Minimally invasive surgery for spinal cerebrospinal fluid-venous fistula ligation: patient series

J Neurosurg Case Lessons. 2022 May 2;3(18):CASE21730. doi: 10.3171/CASE21730. Print 2022 May 2.

Abstract

Background: Cerebrospinal fluid-venous fistulas (CVFs) may cause cerebrospinal fluid leaks resulting in spontaneous intracranial hypotension (SIH). Surgical treatment of CVFs aims to eliminate abnormal fistulous connections between the subarachnoid space and the epidural venous plexus at the level of the nerve root sleeve. The authors propose a percutaneous minimally invasive technique for surgical ligation of CVF as an alternative to the traditional open approach using a tubular retractor system.
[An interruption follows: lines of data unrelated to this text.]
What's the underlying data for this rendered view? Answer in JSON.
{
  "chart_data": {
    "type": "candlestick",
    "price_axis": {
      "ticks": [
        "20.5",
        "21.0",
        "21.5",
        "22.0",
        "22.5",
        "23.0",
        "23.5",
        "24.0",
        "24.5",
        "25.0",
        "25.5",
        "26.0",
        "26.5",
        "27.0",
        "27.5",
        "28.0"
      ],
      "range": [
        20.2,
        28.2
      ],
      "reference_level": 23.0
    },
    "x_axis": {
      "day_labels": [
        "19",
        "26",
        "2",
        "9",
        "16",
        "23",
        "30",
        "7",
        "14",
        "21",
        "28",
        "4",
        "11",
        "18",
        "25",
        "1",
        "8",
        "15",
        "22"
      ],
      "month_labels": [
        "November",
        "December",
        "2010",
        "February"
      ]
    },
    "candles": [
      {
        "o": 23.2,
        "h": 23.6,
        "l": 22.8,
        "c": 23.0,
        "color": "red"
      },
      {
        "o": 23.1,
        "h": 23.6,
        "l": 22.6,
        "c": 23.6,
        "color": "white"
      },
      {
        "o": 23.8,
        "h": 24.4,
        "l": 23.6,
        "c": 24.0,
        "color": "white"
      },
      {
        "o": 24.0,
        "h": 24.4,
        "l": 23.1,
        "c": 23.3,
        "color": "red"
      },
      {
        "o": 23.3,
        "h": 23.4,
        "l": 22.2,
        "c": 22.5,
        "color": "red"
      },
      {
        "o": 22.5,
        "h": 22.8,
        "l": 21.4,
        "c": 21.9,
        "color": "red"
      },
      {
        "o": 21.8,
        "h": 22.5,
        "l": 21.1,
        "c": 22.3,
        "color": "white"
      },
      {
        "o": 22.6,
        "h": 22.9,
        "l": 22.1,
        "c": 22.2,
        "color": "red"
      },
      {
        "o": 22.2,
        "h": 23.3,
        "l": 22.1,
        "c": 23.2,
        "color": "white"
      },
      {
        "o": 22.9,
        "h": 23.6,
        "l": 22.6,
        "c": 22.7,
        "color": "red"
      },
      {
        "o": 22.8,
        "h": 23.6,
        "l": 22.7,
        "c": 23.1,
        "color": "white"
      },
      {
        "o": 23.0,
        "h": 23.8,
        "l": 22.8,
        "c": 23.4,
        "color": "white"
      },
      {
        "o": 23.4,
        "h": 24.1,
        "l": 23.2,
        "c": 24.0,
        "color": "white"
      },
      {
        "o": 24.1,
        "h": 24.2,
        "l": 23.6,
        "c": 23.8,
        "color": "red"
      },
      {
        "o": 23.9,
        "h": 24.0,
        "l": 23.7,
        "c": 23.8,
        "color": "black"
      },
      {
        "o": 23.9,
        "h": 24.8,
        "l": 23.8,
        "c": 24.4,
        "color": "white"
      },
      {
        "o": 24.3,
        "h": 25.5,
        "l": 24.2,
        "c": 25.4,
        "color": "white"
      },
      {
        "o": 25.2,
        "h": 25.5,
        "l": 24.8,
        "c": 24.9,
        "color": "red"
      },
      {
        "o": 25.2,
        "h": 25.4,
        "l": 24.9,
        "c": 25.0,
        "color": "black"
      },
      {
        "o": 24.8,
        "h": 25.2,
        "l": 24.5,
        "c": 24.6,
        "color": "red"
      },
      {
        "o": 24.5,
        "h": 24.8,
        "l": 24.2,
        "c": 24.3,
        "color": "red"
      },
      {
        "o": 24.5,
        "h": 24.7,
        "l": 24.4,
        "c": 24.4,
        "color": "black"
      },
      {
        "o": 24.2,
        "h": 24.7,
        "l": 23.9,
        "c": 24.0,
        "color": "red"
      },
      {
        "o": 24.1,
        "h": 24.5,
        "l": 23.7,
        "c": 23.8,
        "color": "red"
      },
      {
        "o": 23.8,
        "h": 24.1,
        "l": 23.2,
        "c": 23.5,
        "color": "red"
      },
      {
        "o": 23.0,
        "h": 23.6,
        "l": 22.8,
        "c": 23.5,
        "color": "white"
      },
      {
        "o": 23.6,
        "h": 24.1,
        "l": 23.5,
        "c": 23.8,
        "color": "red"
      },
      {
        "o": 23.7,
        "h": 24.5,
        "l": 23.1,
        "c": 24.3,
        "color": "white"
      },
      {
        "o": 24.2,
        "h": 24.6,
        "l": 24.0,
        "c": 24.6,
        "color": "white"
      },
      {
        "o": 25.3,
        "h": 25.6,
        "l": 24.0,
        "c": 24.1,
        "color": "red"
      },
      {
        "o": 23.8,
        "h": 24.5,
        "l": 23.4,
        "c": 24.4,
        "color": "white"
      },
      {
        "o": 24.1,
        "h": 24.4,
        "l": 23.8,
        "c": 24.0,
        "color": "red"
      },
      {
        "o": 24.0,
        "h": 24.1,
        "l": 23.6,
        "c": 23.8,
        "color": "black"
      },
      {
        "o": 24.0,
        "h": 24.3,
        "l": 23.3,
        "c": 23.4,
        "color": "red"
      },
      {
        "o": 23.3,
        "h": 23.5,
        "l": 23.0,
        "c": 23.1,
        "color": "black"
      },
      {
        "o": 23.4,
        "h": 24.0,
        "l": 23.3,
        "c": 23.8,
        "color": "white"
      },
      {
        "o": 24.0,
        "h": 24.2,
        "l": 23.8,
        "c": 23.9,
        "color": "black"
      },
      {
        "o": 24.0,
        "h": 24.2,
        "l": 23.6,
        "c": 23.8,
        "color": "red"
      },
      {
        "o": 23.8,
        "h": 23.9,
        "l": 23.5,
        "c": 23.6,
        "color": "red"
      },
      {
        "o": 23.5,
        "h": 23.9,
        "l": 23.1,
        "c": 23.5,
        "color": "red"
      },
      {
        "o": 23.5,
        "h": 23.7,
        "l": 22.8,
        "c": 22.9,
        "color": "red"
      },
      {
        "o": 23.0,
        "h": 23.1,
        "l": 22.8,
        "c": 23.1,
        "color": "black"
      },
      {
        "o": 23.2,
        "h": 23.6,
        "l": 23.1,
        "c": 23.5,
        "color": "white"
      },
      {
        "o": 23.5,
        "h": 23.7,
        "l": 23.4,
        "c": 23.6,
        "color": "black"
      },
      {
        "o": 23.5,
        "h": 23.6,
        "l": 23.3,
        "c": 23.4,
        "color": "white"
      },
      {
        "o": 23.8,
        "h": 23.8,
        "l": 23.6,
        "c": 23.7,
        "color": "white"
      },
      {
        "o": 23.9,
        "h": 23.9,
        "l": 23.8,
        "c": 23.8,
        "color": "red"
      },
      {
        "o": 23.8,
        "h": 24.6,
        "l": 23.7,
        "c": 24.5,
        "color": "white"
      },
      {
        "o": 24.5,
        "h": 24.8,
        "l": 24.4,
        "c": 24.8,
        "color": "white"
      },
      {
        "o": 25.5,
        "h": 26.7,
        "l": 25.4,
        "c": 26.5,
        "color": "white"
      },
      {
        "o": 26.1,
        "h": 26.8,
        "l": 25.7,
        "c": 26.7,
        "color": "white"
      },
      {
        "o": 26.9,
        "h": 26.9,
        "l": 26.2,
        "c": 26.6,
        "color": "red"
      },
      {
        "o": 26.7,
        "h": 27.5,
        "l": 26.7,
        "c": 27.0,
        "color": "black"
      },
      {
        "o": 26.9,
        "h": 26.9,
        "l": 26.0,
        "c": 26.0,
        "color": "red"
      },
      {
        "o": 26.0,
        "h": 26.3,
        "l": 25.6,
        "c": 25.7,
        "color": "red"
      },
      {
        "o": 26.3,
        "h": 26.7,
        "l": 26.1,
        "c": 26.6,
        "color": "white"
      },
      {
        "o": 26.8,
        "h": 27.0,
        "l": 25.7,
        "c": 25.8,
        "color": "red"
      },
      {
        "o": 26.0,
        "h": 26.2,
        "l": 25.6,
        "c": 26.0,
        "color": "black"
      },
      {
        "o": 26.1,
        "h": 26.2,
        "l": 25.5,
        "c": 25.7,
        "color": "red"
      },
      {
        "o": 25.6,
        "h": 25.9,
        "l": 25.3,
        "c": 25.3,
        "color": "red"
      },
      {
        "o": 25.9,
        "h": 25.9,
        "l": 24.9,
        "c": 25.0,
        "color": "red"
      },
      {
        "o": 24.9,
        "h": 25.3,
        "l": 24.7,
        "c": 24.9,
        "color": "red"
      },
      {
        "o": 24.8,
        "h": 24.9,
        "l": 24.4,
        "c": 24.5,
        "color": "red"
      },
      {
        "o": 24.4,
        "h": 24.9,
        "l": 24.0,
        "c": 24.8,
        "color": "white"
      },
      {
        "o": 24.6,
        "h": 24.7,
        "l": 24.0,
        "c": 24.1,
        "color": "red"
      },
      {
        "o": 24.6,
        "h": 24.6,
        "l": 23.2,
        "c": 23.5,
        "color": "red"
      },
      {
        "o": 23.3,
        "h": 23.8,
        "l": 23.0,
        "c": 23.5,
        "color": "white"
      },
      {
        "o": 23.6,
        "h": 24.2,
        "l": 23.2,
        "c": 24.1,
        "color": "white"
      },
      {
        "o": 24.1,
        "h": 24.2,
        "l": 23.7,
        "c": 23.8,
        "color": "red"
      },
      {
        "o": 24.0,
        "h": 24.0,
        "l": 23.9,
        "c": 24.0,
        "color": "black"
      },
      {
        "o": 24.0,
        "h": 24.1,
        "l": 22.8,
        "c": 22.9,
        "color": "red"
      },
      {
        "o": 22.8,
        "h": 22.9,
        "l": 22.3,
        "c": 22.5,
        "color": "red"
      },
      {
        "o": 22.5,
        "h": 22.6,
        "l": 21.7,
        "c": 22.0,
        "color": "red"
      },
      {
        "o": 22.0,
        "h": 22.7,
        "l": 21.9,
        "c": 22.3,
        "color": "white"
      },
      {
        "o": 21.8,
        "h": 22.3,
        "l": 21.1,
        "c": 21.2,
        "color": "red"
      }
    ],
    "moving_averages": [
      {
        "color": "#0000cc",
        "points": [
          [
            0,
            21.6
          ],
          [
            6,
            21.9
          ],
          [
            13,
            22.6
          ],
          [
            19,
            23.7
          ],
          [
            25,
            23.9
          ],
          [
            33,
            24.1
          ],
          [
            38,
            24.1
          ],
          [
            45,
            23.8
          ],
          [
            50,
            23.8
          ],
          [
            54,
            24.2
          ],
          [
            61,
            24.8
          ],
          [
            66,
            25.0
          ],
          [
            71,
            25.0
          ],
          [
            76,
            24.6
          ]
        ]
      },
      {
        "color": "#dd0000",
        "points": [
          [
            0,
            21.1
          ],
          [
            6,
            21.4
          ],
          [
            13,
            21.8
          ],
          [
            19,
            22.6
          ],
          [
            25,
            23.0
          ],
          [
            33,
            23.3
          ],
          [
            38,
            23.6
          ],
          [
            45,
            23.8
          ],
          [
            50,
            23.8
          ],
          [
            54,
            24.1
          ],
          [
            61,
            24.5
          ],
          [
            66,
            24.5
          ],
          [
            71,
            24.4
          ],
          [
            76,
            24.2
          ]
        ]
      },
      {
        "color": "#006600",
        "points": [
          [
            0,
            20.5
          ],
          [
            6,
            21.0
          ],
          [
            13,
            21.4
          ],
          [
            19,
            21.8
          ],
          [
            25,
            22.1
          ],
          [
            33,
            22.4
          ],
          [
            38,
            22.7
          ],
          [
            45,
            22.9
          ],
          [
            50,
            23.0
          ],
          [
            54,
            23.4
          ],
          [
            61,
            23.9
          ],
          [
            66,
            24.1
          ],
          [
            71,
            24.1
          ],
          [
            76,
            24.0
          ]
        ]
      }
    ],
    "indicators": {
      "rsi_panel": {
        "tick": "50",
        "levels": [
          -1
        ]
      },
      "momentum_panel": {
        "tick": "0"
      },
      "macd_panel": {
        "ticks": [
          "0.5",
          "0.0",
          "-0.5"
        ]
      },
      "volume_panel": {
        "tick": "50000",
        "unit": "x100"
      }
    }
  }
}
Observations: Minimally invasive surgical (MIS) ligation of spinal CVF was performed in 5 patients for 6 CVFs. The definite disconnection of the CVF was achieved in all patients by clipping and additional silk tie ligation of the fistula. None of the patients experienced surgical complications or required transition to an open procedure. One patient underwent 2 MIS procedures for 2 separate CVFs. Postoperative clinical follow-up and cranial magnetic resonance imaging confirmed resolution of symptoms and radiographic SIH stigmata.

Lessons: MIS ligation of CVFs is safe and efficient. It represents an elegant and less invasive procedure, reducing the risk of wound infections and time to recovery. However, preparedness for open ligation is warranted within the same surgical setting in cases of complications and difficult accessibility.

Keywords: CSF–venous fistula; ligation; minimally invasive; spontaneous intracranial hypotension; surgery.